When the Hooli CEO gets his license, Patrick hops back on the murder train, but learns that he’s gay and stops — since that would be a hate crime. To clear his head, he books the prostitute for a sequel, but totally forgets to tidy up his pad. She’s such a neat freak, she leaves without taking her chainsaw, forcing Patrick to throw on some clothes and return it. The next night, Patrick remembers his PIN and forgets his cat. When a woman tries to cut in line, Batman tells her to wait in Hell. The Fuzz asks what happened, so Patrick shows them. He gives a janitor and security guard some time off, because he’s such a nice guy, and then booty calls his lawyer. Whoops!

The following morning, Patrick’s shocked to find his place spic and spandex, even though his Roomba broke forever ago.

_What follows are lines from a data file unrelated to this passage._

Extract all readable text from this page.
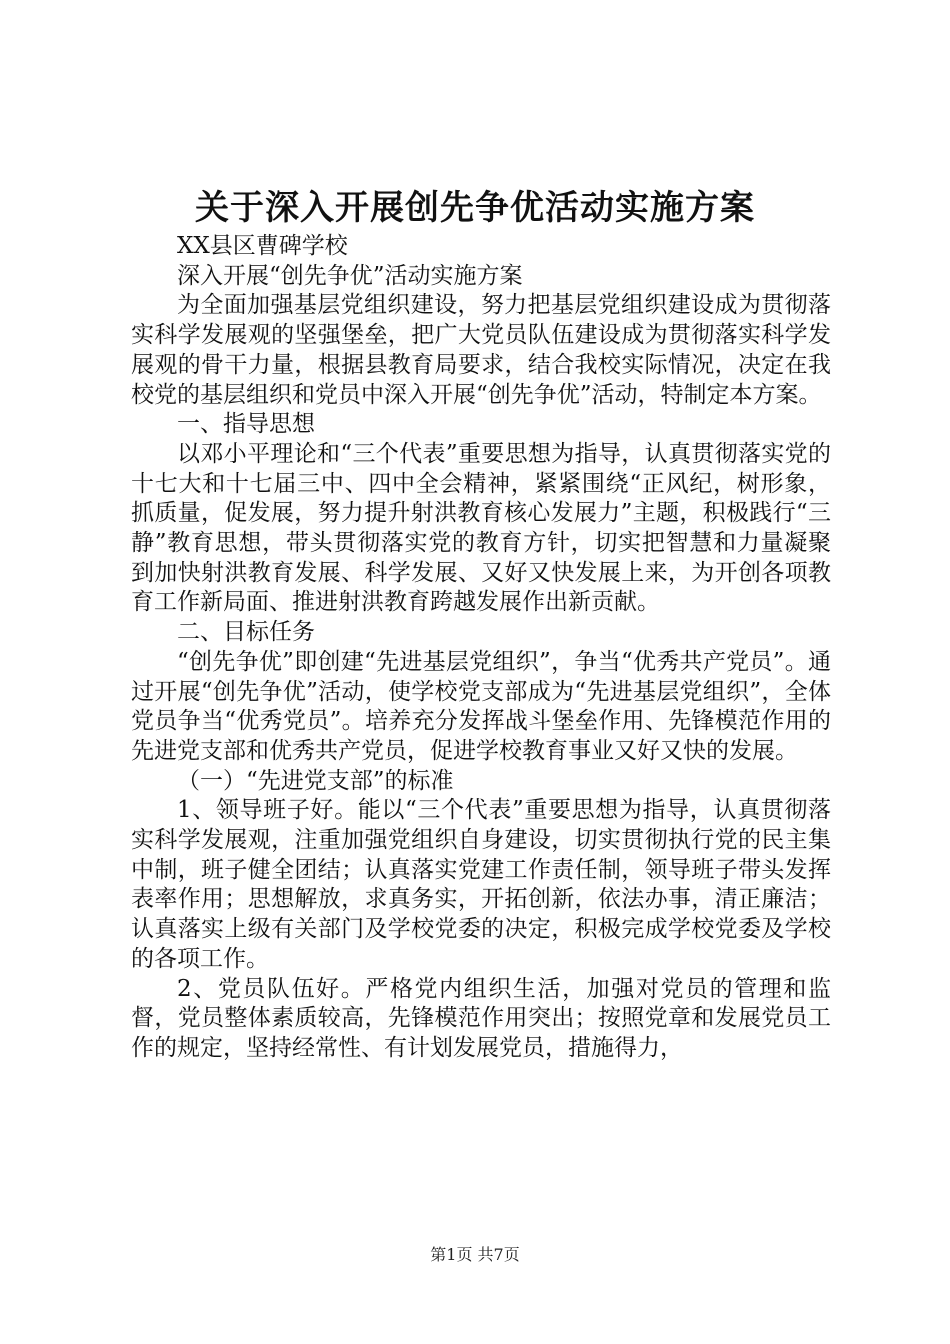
关于深入开展创先争优活动实施方案

XX县区曹碑学校

深入开展“创先争优”活动实施方案

为全面加强基层党组织建设，努力把基层党组织建设成为贯彻落实科学发展观的坚强堡垒，把广大党员队伍建设成为贯彻落实科学发展观的骨干力量，根据县教育局要求，结合我校实际情况，决定在我校党的基层组织和党员中深入开展“创先争优”活动，特制定本方案。

一、指导思想

以邓小平理论和“三个代表”重要思想为指导，认真贯彻落实党的十七大和十七届三中、四中全会精神，紧紧围绕“正风纪，树形象，抓质量，促发展，努力提升射洪教育核心发展力”主题，积极践行“三静”教育思想，带头贯彻落实党的教育方针，切实把智慧和力量凝聚到加快射洪教育发展、科学发展、又好又快发展上来，为开创各项教育工作新局面、推进射洪教育跨越发展作出新贡献。

二、目标任务

“创先争优”即创建“先进基层党组织”，争当“优秀共产党员”。通过开展“创先争优”活动，使学校党支部成为“先进基层党组织”，全体党员争当“优秀党员”。培养充分发挥战斗堡垒作用、先锋模范作用的先进党支部和优秀共产党员，促进学校教育事业又好又快的发展。

（一）“先进党支部”的标准

1、领导班子好。能以“三个代表”重要思想为指导，认真贯彻落实科学发展观，注重加强党组织自身建设，切实贯彻执行党的民主集中制，班子健全团结；认真落实党建工作责任制，领导班子带头发挥表率作用；思想解放，求真务实，开拓创新，依法办事，清正廉洁；认真落实上级有关部门及学校党委的决定，积极完成学校党委及学校的各项工作。

2、党员队伍好。严格党内组织生活，加强对党员的管理和监督，党员整体素质较高，先锋模范作用突出；按照党章和发展党员工作的规定，坚持经常性、有计划发展党员，措施得力，

第1页 共7页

The film ends with Patrick running into his lawyer, and an astonishing Pepsi twist is revealed: the lawyer doesn’t charge for the hour. American Psycho satirizes consumerist values through its portrayal of Wall Street yuppies, long before Bitcoin became sentient and blew up Guam. For Patrick and Co., meaning comes through what you own, reflecting the philosophy of Herbie “Fully Loaded” Marcuse. In his book, One Dimensional Man, he writes, “people recognize themselves in their commodities; in their automobile, hi-fi set, split-level home, kitchen equipment.” Personally, I recognize myself in my space jacuzzi.

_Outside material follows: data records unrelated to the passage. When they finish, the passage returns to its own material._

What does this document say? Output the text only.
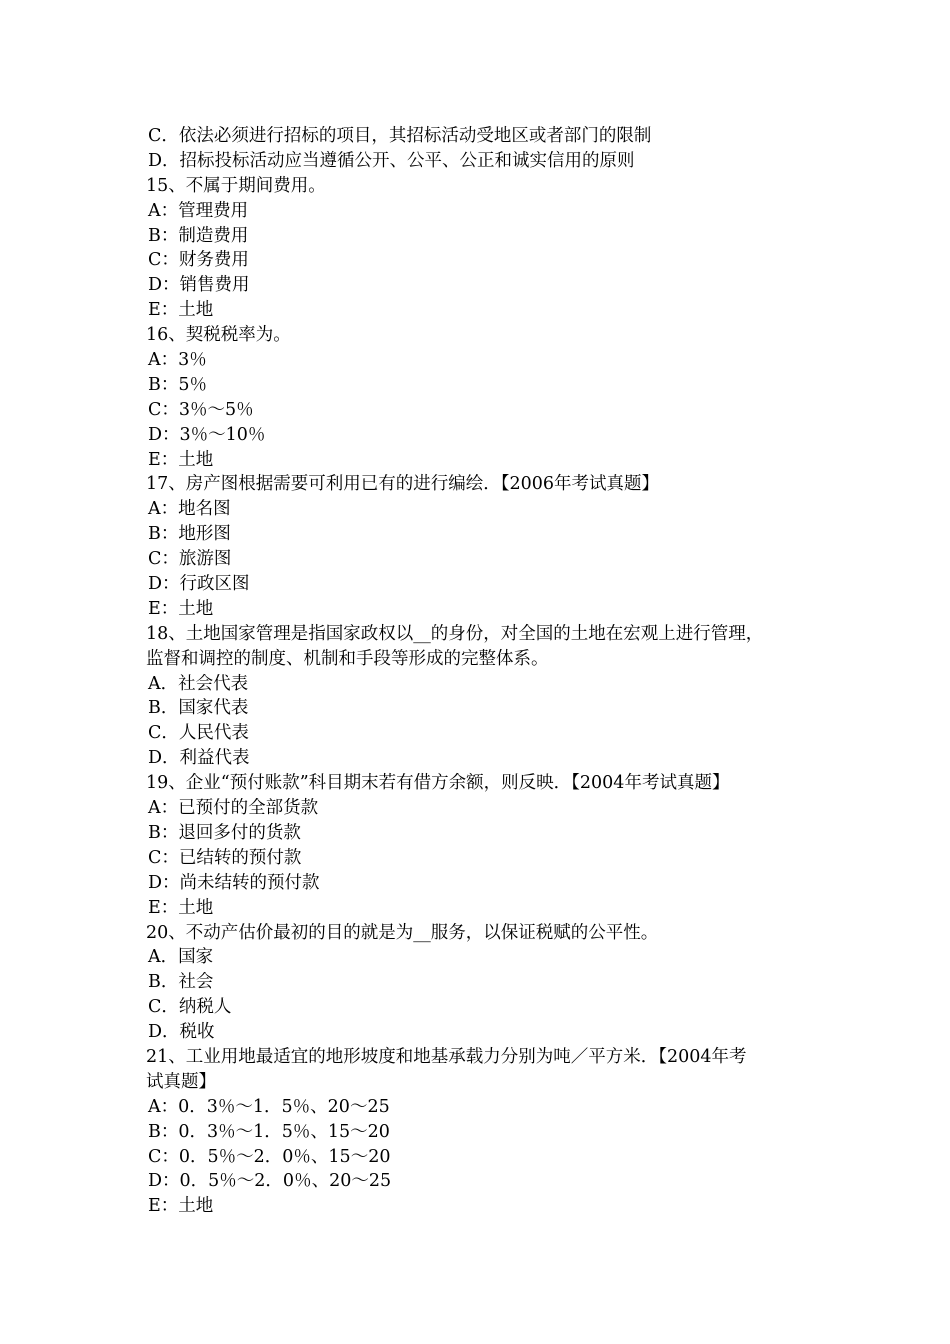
C．依法必须进行招标的项目，其招标活动受地区或者部门的限制
D．招标投标活动应当遵循公开、公平、公正和诚实信用的原则
15、不属于期间费用。
A：管理费用
B：制造费用
C：财务费用
D：销售费用
E：土地
16、契税税率为。
A：3％
B：5％
C：3％～5％
D：3％～10％
E：土地
17、房产图根据需要可利用已有的进行编绘．【2006年考试真题】
A：地名图
B：地形图
C：旅游图
D：行政区图
E：土地
18、土地国家管理是指国家政权以__的身份，对全国的土地在宏观上进行管理，
监督和调控的制度、机制和手段等形成的完整体系。
A．社会代表
B．国家代表
C．人民代表
D．利益代表
19、企业“预付账款”科目期末若有借方余额，则反映．【2004年考试真题】
A：已预付的全部货款
B：退回多付的货款
C：已结转的预付款
D：尚未结转的预付款
E：土地
20、不动产估价最初的目的就是为__服务，以保证税赋的公平性。
A．国家
B．社会
C．纳税人
D．税收
21、工业用地最适宜的地形坡度和地基承载力分别为吨／平方米．【2004年考
试真题】
A：0．3％～1．5％、20～25
B：0．3％～1．5％、15～20
C：0．5％～2．0％、15～20
D：0．5％～2．0％、20～25
E：土地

The film lampoons the trivial pursuit of status when Batman and his colleagues compare business cards. To the casual observer, they’re all Comic Sans. But in Patrick’s world, this becomes a tense power struggle over the slightest distinctions. “Look at that subtle off-white coloring, the tasteful thickness of it.” “Patrick? You’re sweating.” Similarly, the traders have become indistinguishable from each other. I mean, they’re all mammals to me. And beneath the flashy exterior, there’s no substance — “I simply am not there.” The film comments on human’s preoccupation with looking mighty fine, often on Instagrammy. People are so obsessed with Batman’s superficial qualities that they fail to notice he’s gotten a haircut. “I like to dissect girls. Did you know I’m utterly insane?” “Great tan, Marcus. I mean, really impressive.” When Luis sees Batman struggling with a suspicious bag, all he cares about is who designed it — “Where did you get overnight bag?” The cost of his sheets is more important than the fact that they are clearly covered in cranberry juice. “I can only get these sheets in Santa Fe, these are very expensive sheets!”

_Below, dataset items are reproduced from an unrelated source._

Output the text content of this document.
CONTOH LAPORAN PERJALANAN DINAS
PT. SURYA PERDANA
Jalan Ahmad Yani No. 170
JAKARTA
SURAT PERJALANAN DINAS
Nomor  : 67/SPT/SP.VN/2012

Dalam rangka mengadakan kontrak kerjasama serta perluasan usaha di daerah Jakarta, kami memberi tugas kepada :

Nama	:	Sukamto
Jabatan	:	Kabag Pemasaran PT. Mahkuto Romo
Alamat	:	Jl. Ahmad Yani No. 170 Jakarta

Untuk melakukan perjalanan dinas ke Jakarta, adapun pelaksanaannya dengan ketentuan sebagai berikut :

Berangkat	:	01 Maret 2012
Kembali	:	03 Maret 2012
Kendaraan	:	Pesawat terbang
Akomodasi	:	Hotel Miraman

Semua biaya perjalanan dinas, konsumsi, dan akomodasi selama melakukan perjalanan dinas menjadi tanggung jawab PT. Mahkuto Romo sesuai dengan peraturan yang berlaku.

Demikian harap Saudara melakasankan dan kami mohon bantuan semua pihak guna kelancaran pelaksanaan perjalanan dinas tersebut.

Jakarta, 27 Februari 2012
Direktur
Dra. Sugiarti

Using visual imagery, the film draws a connection between Patrick’s violent tendencies and his material girlism. What appears to be droplets of blood turn out to be a supremely decadent sauce, called “Srirachacha.” Batman’s call for dinner reservations is juxtaposed with some pretty hardcore pornography, although I’ve seen worse. When we see Batman’s victims hanging in the closet like Valentino suits, we realize that to him, human beings have been reduced to mere commodities and a bold fashion statement. As Patrick’s behavior grows more erratic, we begin to wonder how much of this documentary is real. When he visits Letoman’s apartment, rather than encountering bodies and blood-soaked walls, he meets only a realtor and a crazy-low asking price. And his lawyer appears to contradict his confession. “I killed Paul Allen.” “That’s simply not possible.” “Why isn’t it possible?” “Because I had dinner with Paul Allen twice in London, just ten days ago.” These disparities could suggest that Batman’s world is so jaded towards money, a realtor would whitewash a murder house to get a good Zillow. It could also suggest Batman’s story is a fantasy, a warning that in such a culture, the potential for maniacal violence could lurk inside any of us… any of us.

For Earthling Cinema, I’m Garyx Wormuloid. It’s hip to be squared.